Finley's Talent Speaks for Itself
It would be just plain foolish to argue against Finley's athleticism. Even the crudest talent evaluator can tell Finley has elite-level skills. It's always been an issue of putting it all together.
He's got the height, and his speed is decent as far as tight ends go.
But among Finley's best qualities is his ability to use his big body to shield defenders away from the football. He also does a good job of going up and catching the ball at the apex of his jump. Both qualities are demonstrated nicely in the embedded highlight video.
People might forget how young Finley actually is. Because he applied for the draft as an underclassman, he's now only 25 years old.
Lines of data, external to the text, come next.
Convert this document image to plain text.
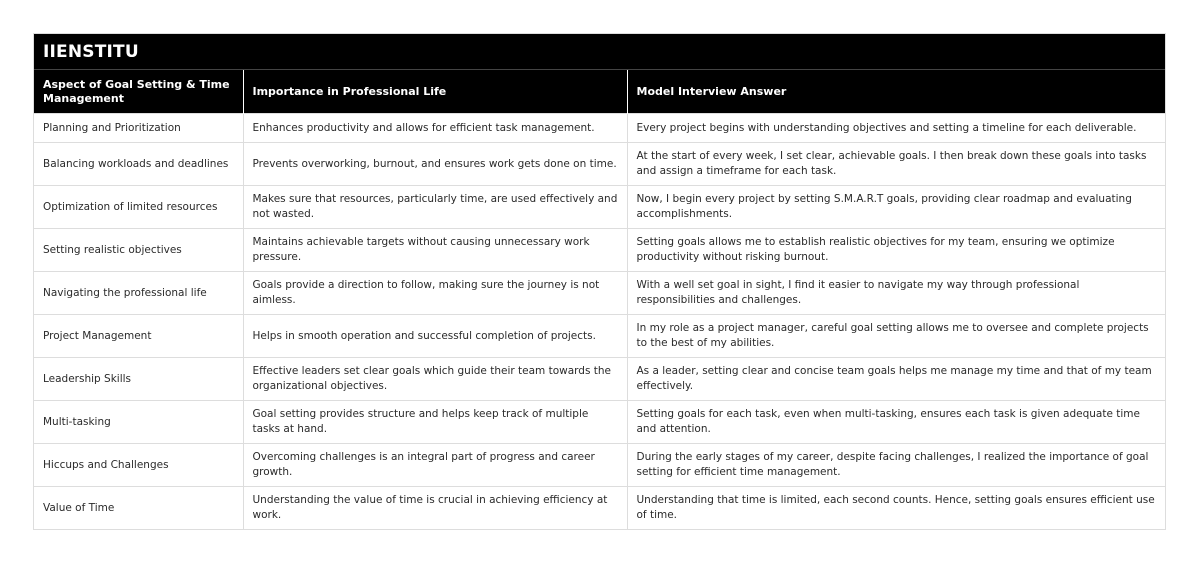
IIENSTITU
Aspect of Goal Setting & Time Management	Importance in Professional Life	Model Interview Answer
Planning and Prioritization	Enhances productivity and allows for efficient task management.	Every project begins with understanding objectives and setting a timeline for each deliverable.
Balancing workloads and deadlines	Prevents overworking, burnout, and ensures work gets done on time.	At the start of every week, I set clear, achievable goals. I then break down these goals into tasks and assign a timeframe for each task.
Optimization of limited resources	Makes sure that resources, particularly time, are used effectively and not wasted.	Now, I begin every project by setting S.M.A.R.T goals, providing clear roadmap and evaluating accomplishments.
Setting realistic objectives	Maintains achievable targets without causing unnecessary work pressure.	Setting goals allows me to establish realistic objectives for my team, ensuring we optimize productivity without risking burnout.
Navigating the professional life	Goals provide a direction to follow, making sure the journey is not aimless.	With a well set goal in sight, I find it easier to navigate my way through professional responsibilities and challenges.
Project Management	Helps in smooth operation and successful completion of projects.	In my role as a project manager, careful goal setting allows me to oversee and complete projects to the best of my abilities.
Leadership Skills	Effective leaders set clear goals which guide their team towards the organizational objectives.	As a leader, setting clear and concise team goals helps me manage my time and that of my team effectively.
Multi-tasking	Goal setting provides structure and helps keep track of multiple tasks at hand.	Setting goals for each task, even when multi-tasking, ensures each task is given adequate time and attention.
Hiccups and Challenges	Overcoming challenges is an integral part of progress and career growth.	During the early stages of my career, despite facing challenges, I realized the importance of goal setting for efficient time management.
Value of Time	Understanding the value of time is crucial in achieving efficiency at work.	Understanding that time is limited, each second counts. Hence, setting goals ensures efficient use of time.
With four years of experience under his belt, Finley is a good bet to put all those raw skills together with some consistency, which should allow him to join the upper echelon of NFL tight ends with the likes of Rob Gronkowski of the New England Patriots and Jimmy Graham of the New Orleans Saints.
To take it one step further, Finley will also benefit from an entire offseason to work on his timing with quarterback Aaron Rodgers, which he claimed was an issue last season in a June interview with the Journal Sentinel.
"Having an off-season, having chemistry with your quarterback is a big key to success," Finley said. "I promise you."
With all these factors working in Finley's favor, he's about to break out entering the prime of his career.
No one's claiming he's necessarily going to be named first-team All-Pro, but barring injury, Finley will at least be in the "receiving votes" category in 2012 with the potential for even higher recognition in coming years.